ESPN Screamer Still
Gets His Weak On
I'll always consider Sports Illustrated to be the Bible of sports magazines, but I terminated my subscription to it this year because, like most people, I read everything online nowadays.
But for my big birthday that you -- yes, you -- never sent a card for two weeks ago, she was sweet enough to get me a subscription to ESPN The Magazine. And it only took until the early pages of the second edition to remind me why I stopped picking this one up some years ago: Stuart Scott's Two Way.
Before he even addresses the first question, you're greeted with what ESPN thinks is a cool, hip little challenge: "This is Stu's private chat room. You can holla at him ... If you make the cut."
Ooooooohhhhhhh. Making the cut into Stu's private chat room. Where do I sign up to holla?
But then you get a couple questions in and find a fair inquiry from August, of Tom's River, N.J., asking if Stu thought LeBron James's "The Decision" was "an exercise in narcissism," and even compared it to a production of "The Bachelorette."
In his 234-word reply that was littered with misspellings, Stu never once came close to speaking critically of LeBron James. He did blast Dan Gilbert for the strong comments the Cavaliers' owner made after James announced his decision on that disgusting ESPN LeBrasm special. Sure it drew a huge audience and Stu even pointed out its 7.6 rating in his reply to August, but I wish this dude would one time go out on a limb and blast an athlete.
I realize the role and tone of much of sports media have changed the last 15 years, thanks in no small part to Stu's employer. It's why we have guys who are supposed to be unbiased anchormen sharing, well, their biases in private online chat rooms. Disagree? Well, Stu did call Dan Gilbert "an idiot." So there's very local proof, if you need it, that Scott does have some leash to speak freely. (For more evidence, see: Boo-Ya.)

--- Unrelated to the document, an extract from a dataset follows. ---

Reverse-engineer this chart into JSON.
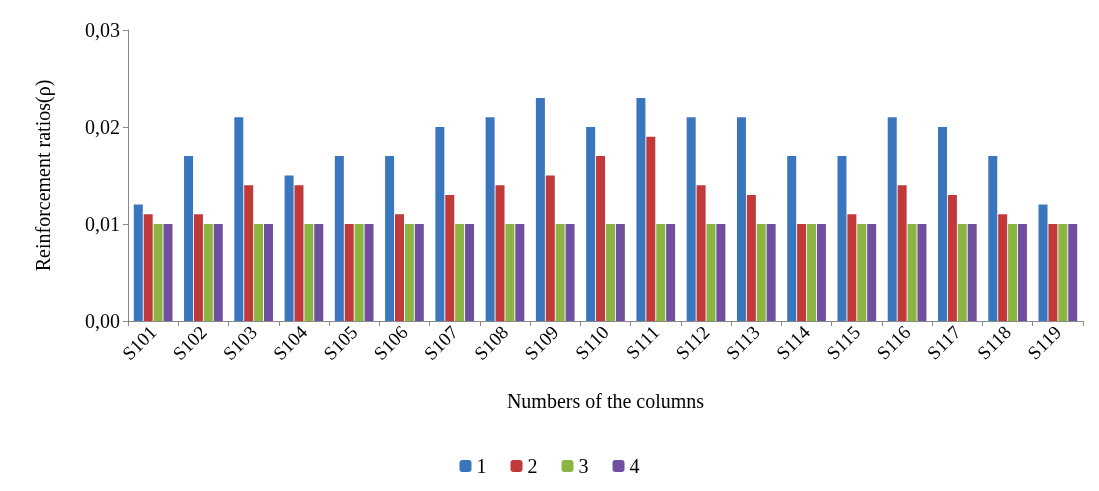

But for him not to speak one critical word about LeBron just perpetuates one of the many reasons why most people I know turn the set when puckered-lipped Stu comes on, and to a larger degree, why they no longer watch ESPN at all. A few of these cats are so worried about being boys with the guys they cover that the idea of doing an honest job too often is a secondary consideration.
I get that a high-profile ESPN employee like Stu isn't going to wholeheartedly torch the subject of one of the WWL's most successful shows of the year. But his own colleague, Ryan Burr, who hosted the hour-long preview show that led into "The Decision" that night, told this very website last month that "There's no doubt in my mind that LeBron went about it the wrong way and he came off about as bad as he could have come off."

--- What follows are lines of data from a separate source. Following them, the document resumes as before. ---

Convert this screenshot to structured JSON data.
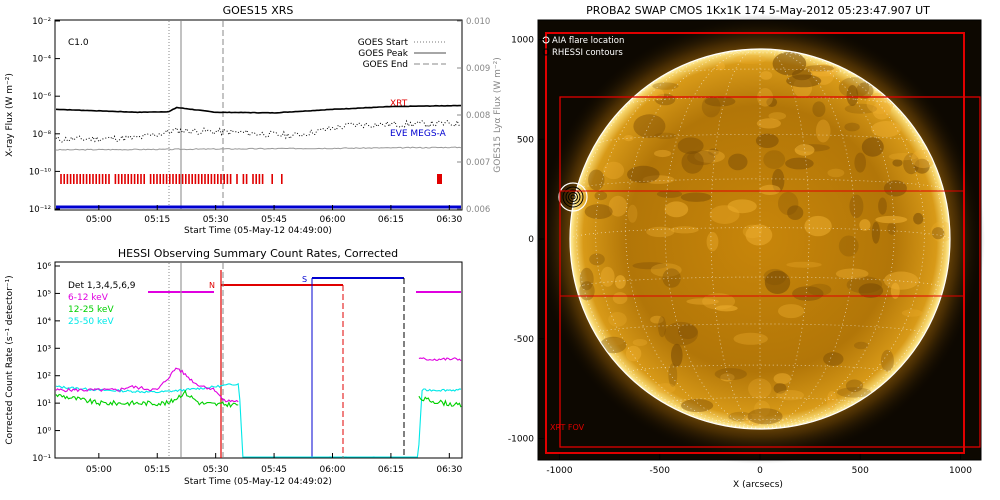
{
  "goes_panel": {
    "title": "GOES15 XRS",
    "class_label": "C1.0",
    "xlabel": "Start Time (05-May-12 04:49:00)",
    "ylabel_left": "X-ray Flux (W m⁻²)",
    "ylabel_right": "GOES15 Lyα Flux (W m⁻²)",
    "x_ticks": [
      "05:00",
      "05:15",
      "05:30",
      "05:45",
      "06:00",
      "06:15",
      "06:30"
    ],
    "y_ticks_left": [
      "10⁻²",
      "10⁻⁴",
      "10⁻⁶",
      "10⁻⁸",
      "10⁻¹⁰",
      "10⁻¹²"
    ],
    "y_ticks_right": [
      "0.010",
      "0.009",
      "0.008",
      "0.007",
      "0.006"
    ],
    "legend": [
      "GOES Start",
      "GOES Peak",
      "GOES End"
    ],
    "labels": {
      "xrt": "XRT",
      "eve": "EVE MEGS-A"
    },
    "colors": {
      "xrt": "#e00000",
      "eve": "#0000d0",
      "rhessi_bar": "#e00000"
    }
  },
  "hessi_panel": {
    "title": "HESSI Observing Summary Count Rates, Corrected",
    "xlabel": "Start Time (05-May-12 04:49:02)",
    "ylabel": "Corrected Count Rate (s⁻¹ detector⁻¹)",
    "x_ticks": [
      "05:00",
      "05:15",
      "05:30",
      "05:45",
      "06:00",
      "06:15",
      "06:30"
    ],
    "y_ticks": [
      "10⁶",
      "10⁵",
      "10⁴",
      "10³",
      "10²",
      "10¹",
      "10⁰",
      "10⁻¹"
    ],
    "det_label": "Det 1,3,4,5,6,9",
    "legend": [
      {
        "label": "6-12 keV",
        "color": "#e000e0"
      },
      {
        "label": "12-25 keV",
        "color": "#00d000"
      },
      {
        "label": "25-50 keV",
        "color": "#00e8e8"
      }
    ],
    "markers": {
      "n": "N",
      "s": "S"
    }
  },
  "swap_panel": {
    "title": "PROBA2 SWAP CMOS 1Kx1K 174  5-May-2012 05:23:47.907 UT",
    "xlabel": "X (arcsecs)",
    "x_ticks": [
      "-1000",
      "-500",
      "0",
      "500",
      "1000"
    ],
    "y_ticks": [
      "1000",
      "500",
      "0",
      "-500",
      "-1000"
    ],
    "legend": [
      "AIA flare location",
      "RHESSI contours"
    ],
    "fov_label": "XRT FOV"
  },
  "chart_data": [
    {
      "type": "line",
      "title": "GOES15 XRS",
      "xlabel": "Start Time (05-May-12 04:49:00)",
      "ylabel": "X-ray Flux (W m⁻²)",
      "y_scale": "log",
      "ylim": [
        1e-12,
        0.01
      ],
      "y2lim": [
        0.006,
        0.01
      ],
      "x_range": [
        "04:49",
        "06:33"
      ],
      "markers": {
        "goes_start": "05:15",
        "goes_peak": "05:20",
        "goes_end": "05:33"
      },
      "series": [
        {
          "name": "",
          "color": "#000000",
          "x": [
            "04:49",
            "05:10",
            "05:18",
            "05:20",
            "05:30",
            "05:45",
            "06:00",
            "06:15",
            "06:33"
          ],
          "y": [
            2e-07,
            1.4e-07,
            1.5e-07,
            2.5e-07,
            1.4e-07,
            1.3e-07,
            2e-07,
            2.8e-07,
            3.2e-07
          ]
        },
        {
          "name": "",
          "color": "#000000",
          "style": "dotted",
          "x": [
            "04:49",
            "05:10",
            "05:20",
            "05:35",
            "05:50",
            "06:05",
            "06:33"
          ],
          "y": [
            5e-09,
            6e-09,
            1.5e-08,
            1.2e-08,
            8e-09,
            3e-08,
            3.5e-08
          ]
        },
        {
          "name": "",
          "color": "#999999",
          "x": [
            "04:49",
            "05:20",
            "06:00",
            "06:33"
          ],
          "y": [
            1.4e-09,
            1.5e-09,
            1.7e-09,
            1.9e-09
          ]
        },
        {
          "name": "",
          "color": "#0000d0",
          "x": [
            "04:49",
            "06:33"
          ],
          "y": [
            1.3e-12,
            1.3e-12
          ]
        }
      ]
    },
    {
      "type": "line",
      "title": "HESSI Observing Summary Count Rates, Corrected",
      "xlabel": "Start Time (05-May-12 04:49:02)",
      "ylabel": "Corrected Count Rate (s⁻¹ detector⁻¹)",
      "y_scale": "log",
      "ylim": [
        0.1,
        1000000
      ],
      "x_range": [
        "04:49",
        "06:33"
      ],
      "series": [
        {
          "name": "6-12 keV",
          "color": "#e000e0",
          "x": [
            "04:49",
            "05:00",
            "05:05",
            "05:08",
            "05:15",
            "05:18",
            "05:20",
            "05:25",
            "05:30",
            "05:32",
            "05:36",
            "06:22",
            "06:33"
          ],
          "y": [
            30,
            30,
            30,
            40,
            30,
            90,
            200,
            50,
            30,
            12,
            12,
            400,
            400
          ]
        },
        {
          "name": "12-25 keV",
          "color": "#00d000",
          "x": [
            "04:49",
            "05:00",
            "05:10",
            "05:18",
            "05:22",
            "05:26",
            "05:30",
            "05:36",
            "06:22",
            "06:33"
          ],
          "y": [
            20,
            10,
            10,
            10,
            25,
            10,
            9,
            9,
            15,
            8
          ]
        },
        {
          "name": "25-50 keV",
          "color": "#00e8e8",
          "x": [
            "04:49",
            "05:00",
            "05:15",
            "05:22",
            "05:30",
            "05:35",
            "05:36",
            "05:37",
            "06:22",
            "06:23",
            "06:33"
          ],
          "y": [
            40,
            30,
            25,
            30,
            40,
            50,
            50,
            0.1,
            0.1,
            30,
            30
          ]
        }
      ]
    },
    {
      "type": "other",
      "title": "PROBA2 SWAP CMOS 1Kx1K 174  5-May-2012 05:23:47.907 UT",
      "xlabel": "X (arcsecs)",
      "xlim": [
        -1100,
        1100
      ],
      "ylim": [
        -1100,
        1100
      ]
    }
  ]
}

And that wasn't Burr being rebellion; that was merely a man with eyes, ears and a brain reaching the same honest conclusion that just about everyone else in America shared.

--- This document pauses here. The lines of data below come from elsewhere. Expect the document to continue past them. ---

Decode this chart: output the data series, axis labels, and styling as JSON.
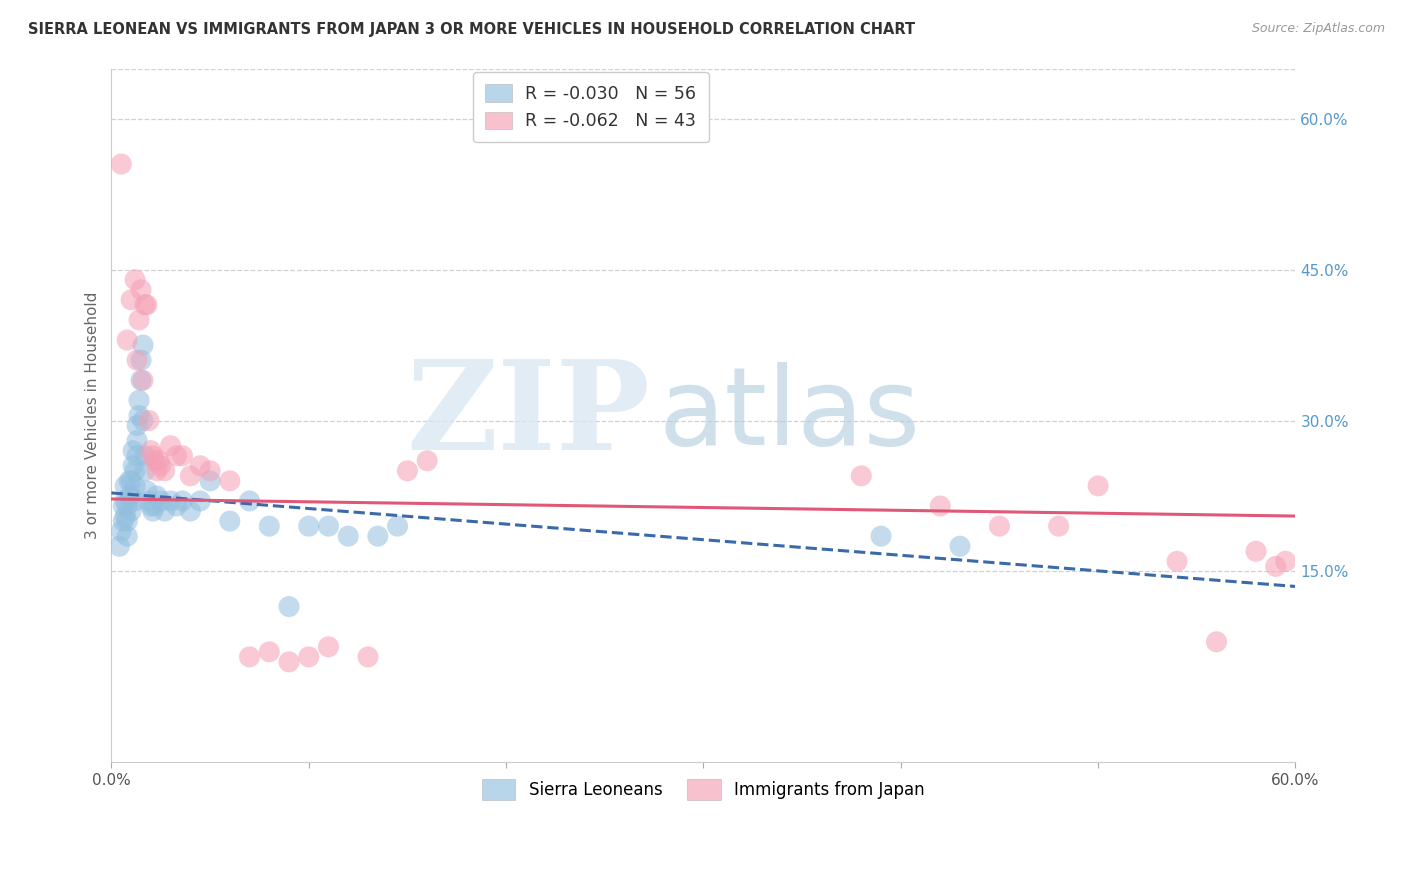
{
  "title": "SIERRA LEONEAN VS IMMIGRANTS FROM JAPAN 3 OR MORE VEHICLES IN HOUSEHOLD CORRELATION CHART",
  "source_text": "Source: ZipAtlas.com",
  "ylabel": "3 or more Vehicles in Household",
  "xlim": [
    0.0,
    0.6
  ],
  "ylim": [
    -0.04,
    0.65
  ],
  "x_ticks": [
    0.0,
    0.1,
    0.2,
    0.3,
    0.4,
    0.5,
    0.6
  ],
  "x_tick_labels": [
    "0.0%",
    "",
    "",
    "",
    "",
    "",
    "60.0%"
  ],
  "y_ticks_right": [
    0.15,
    0.3,
    0.45,
    0.6
  ],
  "y_tick_labels_right": [
    "15.0%",
    "30.0%",
    "45.0%",
    "60.0%"
  ],
  "blue_scatter_x": [
    0.004,
    0.005,
    0.006,
    0.006,
    0.007,
    0.007,
    0.007,
    0.008,
    0.008,
    0.008,
    0.009,
    0.009,
    0.01,
    0.01,
    0.01,
    0.011,
    0.011,
    0.012,
    0.012,
    0.012,
    0.013,
    0.013,
    0.013,
    0.014,
    0.014,
    0.015,
    0.015,
    0.016,
    0.016,
    0.017,
    0.017,
    0.018,
    0.019,
    0.02,
    0.021,
    0.022,
    0.023,
    0.025,
    0.027,
    0.03,
    0.033,
    0.036,
    0.04,
    0.045,
    0.05,
    0.06,
    0.07,
    0.08,
    0.09,
    0.1,
    0.11,
    0.12,
    0.135,
    0.145,
    0.39,
    0.43
  ],
  "blue_scatter_y": [
    0.175,
    0.19,
    0.2,
    0.215,
    0.205,
    0.22,
    0.235,
    0.185,
    0.2,
    0.215,
    0.225,
    0.24,
    0.21,
    0.225,
    0.24,
    0.255,
    0.27,
    0.22,
    0.235,
    0.25,
    0.265,
    0.28,
    0.295,
    0.305,
    0.32,
    0.34,
    0.36,
    0.375,
    0.3,
    0.265,
    0.25,
    0.23,
    0.22,
    0.215,
    0.21,
    0.215,
    0.225,
    0.22,
    0.21,
    0.22,
    0.215,
    0.22,
    0.21,
    0.22,
    0.24,
    0.2,
    0.22,
    0.195,
    0.115,
    0.195,
    0.195,
    0.185,
    0.185,
    0.195,
    0.185,
    0.175
  ],
  "pink_scatter_x": [
    0.005,
    0.008,
    0.01,
    0.012,
    0.013,
    0.014,
    0.015,
    0.016,
    0.017,
    0.018,
    0.019,
    0.02,
    0.021,
    0.022,
    0.023,
    0.024,
    0.025,
    0.027,
    0.03,
    0.033,
    0.036,
    0.04,
    0.045,
    0.05,
    0.06,
    0.07,
    0.08,
    0.09,
    0.1,
    0.11,
    0.13,
    0.15,
    0.16,
    0.38,
    0.42,
    0.45,
    0.48,
    0.5,
    0.54,
    0.56,
    0.58,
    0.59,
    0.595
  ],
  "pink_scatter_y": [
    0.555,
    0.38,
    0.42,
    0.44,
    0.36,
    0.4,
    0.43,
    0.34,
    0.415,
    0.415,
    0.3,
    0.27,
    0.265,
    0.26,
    0.25,
    0.26,
    0.255,
    0.25,
    0.275,
    0.265,
    0.265,
    0.245,
    0.255,
    0.25,
    0.24,
    0.065,
    0.07,
    0.06,
    0.065,
    0.075,
    0.065,
    0.25,
    0.26,
    0.245,
    0.215,
    0.195,
    0.195,
    0.235,
    0.16,
    0.08,
    0.17,
    0.155,
    0.16
  ],
  "blue_line_x": [
    0.0,
    0.6
  ],
  "blue_line_y": [
    0.228,
    0.135
  ],
  "pink_line_x": [
    0.0,
    0.6
  ],
  "pink_line_y": [
    0.222,
    0.205
  ],
  "background_color": "#ffffff",
  "grid_color": "#cccccc",
  "blue_scatter_color": "#92bfdf",
  "pink_scatter_color": "#f5a0b5",
  "blue_line_color": "#3a6aaa",
  "pink_line_color": "#e05878",
  "right_tick_color": "#5599cc",
  "title_fontsize": 10.5,
  "tick_fontsize": 11,
  "ylabel_fontsize": 11
}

Once again, it's not the decision that has turned so many people off. It was "The Decision," the circus, that has cost LeBron countless fans and perhaps will cost ESPN to a degree in the long run. And for Stu not to acknowledge any of that makes him little better than the attention-starved Jenn Browns of the world who are just there to be on TV like a care-free 5-year-old on a swingset.